An Elementary Characterization of the Gauss--Kuzmin Measure in the Theory of Continued Fractions

TL;DR

This paper characterizes the Gauss--Kuzmin measure uniquely by its symmetry property involving reversed continued fraction strings and explores the existence of other symmetries for strings of various lengths, supported by numerical evidence.

Contribution

It proves that the Gauss--Kuzmin measure is uniquely determined by its symmetry property and investigates the presence of nontrivial symmetries for strings of different lengths.

Findings

Gauss--Kuzmin measure is uniquely characterized by its symmetry property.

No nontrivial symmetries for strings of length 3.
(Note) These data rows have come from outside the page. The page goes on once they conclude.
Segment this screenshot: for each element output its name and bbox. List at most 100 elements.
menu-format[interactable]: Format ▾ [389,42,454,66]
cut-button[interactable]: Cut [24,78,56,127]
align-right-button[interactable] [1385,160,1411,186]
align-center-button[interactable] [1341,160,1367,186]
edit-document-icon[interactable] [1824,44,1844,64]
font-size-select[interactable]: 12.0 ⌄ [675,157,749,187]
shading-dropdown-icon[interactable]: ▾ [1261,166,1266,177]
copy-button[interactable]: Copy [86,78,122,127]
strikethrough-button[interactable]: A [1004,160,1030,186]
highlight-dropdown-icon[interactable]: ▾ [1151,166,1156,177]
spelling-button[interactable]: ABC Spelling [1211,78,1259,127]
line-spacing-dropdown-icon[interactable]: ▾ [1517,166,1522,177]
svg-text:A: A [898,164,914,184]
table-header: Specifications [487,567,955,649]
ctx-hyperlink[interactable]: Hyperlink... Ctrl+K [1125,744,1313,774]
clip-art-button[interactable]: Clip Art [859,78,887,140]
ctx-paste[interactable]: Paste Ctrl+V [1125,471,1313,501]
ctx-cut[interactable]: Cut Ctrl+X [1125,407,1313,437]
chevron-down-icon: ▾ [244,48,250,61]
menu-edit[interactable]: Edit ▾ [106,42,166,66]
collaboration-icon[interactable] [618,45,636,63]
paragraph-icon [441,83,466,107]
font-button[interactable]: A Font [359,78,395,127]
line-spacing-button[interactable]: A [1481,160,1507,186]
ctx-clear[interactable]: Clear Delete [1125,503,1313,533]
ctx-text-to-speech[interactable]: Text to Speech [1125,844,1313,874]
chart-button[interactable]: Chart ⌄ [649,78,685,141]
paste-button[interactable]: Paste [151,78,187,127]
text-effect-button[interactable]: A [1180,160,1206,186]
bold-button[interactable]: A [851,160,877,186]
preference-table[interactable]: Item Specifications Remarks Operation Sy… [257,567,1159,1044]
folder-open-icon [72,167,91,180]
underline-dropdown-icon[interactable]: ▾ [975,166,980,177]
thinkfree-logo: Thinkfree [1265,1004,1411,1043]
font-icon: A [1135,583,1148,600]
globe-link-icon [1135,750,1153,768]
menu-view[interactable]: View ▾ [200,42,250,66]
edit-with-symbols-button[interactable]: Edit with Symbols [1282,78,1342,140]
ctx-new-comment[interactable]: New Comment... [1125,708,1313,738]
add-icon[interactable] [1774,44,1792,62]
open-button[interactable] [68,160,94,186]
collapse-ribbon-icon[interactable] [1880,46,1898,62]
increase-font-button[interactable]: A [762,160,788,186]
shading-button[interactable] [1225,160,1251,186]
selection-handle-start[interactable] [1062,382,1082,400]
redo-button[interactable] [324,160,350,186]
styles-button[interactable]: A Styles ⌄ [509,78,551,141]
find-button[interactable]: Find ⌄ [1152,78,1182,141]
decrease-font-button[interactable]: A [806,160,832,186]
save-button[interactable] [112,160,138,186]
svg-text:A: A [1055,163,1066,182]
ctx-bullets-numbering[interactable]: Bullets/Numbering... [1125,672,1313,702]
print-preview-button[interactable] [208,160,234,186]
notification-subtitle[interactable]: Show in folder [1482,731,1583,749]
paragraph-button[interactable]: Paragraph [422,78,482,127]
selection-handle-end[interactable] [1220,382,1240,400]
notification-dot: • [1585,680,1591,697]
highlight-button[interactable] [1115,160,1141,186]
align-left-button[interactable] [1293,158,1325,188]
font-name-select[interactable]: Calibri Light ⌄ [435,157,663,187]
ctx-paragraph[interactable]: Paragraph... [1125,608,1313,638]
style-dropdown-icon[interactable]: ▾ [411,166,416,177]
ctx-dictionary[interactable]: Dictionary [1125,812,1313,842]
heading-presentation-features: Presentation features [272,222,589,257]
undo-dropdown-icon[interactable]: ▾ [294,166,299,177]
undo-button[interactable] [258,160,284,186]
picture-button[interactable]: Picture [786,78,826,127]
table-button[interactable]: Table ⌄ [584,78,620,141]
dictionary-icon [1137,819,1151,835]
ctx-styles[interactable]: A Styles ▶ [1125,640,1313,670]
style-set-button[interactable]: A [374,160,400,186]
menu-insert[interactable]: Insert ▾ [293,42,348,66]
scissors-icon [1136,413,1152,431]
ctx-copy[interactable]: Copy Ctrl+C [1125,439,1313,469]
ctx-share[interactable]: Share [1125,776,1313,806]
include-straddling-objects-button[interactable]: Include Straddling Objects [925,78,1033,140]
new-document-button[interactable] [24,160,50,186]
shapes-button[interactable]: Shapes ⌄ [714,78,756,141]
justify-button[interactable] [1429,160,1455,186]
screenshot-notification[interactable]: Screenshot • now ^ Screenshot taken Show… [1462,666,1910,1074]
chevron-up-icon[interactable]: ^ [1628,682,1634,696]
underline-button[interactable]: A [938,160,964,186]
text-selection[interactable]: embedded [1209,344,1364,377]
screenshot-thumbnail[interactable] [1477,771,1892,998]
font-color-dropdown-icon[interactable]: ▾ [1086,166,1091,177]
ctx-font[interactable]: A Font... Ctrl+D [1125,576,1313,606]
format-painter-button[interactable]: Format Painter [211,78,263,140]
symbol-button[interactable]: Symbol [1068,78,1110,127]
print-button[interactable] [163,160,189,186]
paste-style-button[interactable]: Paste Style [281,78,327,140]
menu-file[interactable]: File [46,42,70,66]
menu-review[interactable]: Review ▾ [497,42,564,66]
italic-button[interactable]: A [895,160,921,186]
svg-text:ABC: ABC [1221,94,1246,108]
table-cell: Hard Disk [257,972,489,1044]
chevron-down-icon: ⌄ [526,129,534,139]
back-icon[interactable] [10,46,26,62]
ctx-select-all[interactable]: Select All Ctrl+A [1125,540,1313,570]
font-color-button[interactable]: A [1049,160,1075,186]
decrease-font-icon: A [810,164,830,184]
Existence of infinite families of strings with nontrivial symmetries for lengths ≥4.

Abstract

By a classical result of Gauss and Kuzmin, the frequency with which a string $\mathbf{a}=(a_1,\dots,a_n)$ of positive integers appears in the continued fraction expansion of a random real number is given by $\mu_{GK}({I(\mathbf{a})})$, where $I(\mathbf{a})$ is the set of real numbers in $[0,1)$ whose continued fraction expansion begins with the string $\mathbf{a}$ and $\mu_{GK}$ is the \emph{Gauss--Kuzmin measure}, defined by $\mu_{GK}(I)= \frac{1}{\log 2}\int_I \frac{1}{1+x} dx$, for any interval $I\subseteq[0,1]$. % It is known that the Gauss--Kuzmin measure satisfies the symmetry property $(*)$ $\mu_{GK}(I(\mathbf{a}))=\mu_{GK}(I(\overleftarrow{\mathbf{a}}))$, where $\overleftarrow{\mathbf{a}}=(a_n,\dots,a_1)$ is the reverse of the string $\mathbf{a}$. We show that this property in fact characterizes the Gauss--Kuzmin measure: If $\mu$ is any probability measure with continuous density function on $[0,1]$ satisfying $\mu(I(\mathbf{a}))=\mu(I(\overleftarrow{\mathbf{a}}))$ for all finite strings $\mathbf{a}$, then $\mu=\mu_{GK}$. % We also consider the question whether symmetries analogous to $(*)$ hold for permutations of $\mathbf{a}$ other than the reverse $\overleftarrow{\mathbf{a}}$; we call such a symmetry \emph{nontrivial}. We show that strings $\mathbf{a}$ of length $3$ have no nontrivial symmetries, while for each $n\ge 4$ there exists an infinite family of strings $\mathbf{a}$ of length $n$ that do have nontrivial symmetries. Finally we present numerical data supporting the conjecture that, in an appropriate asymptotic sense, ``almost all'' strings $\mathbf{a}$ have no nontrivial symmetries.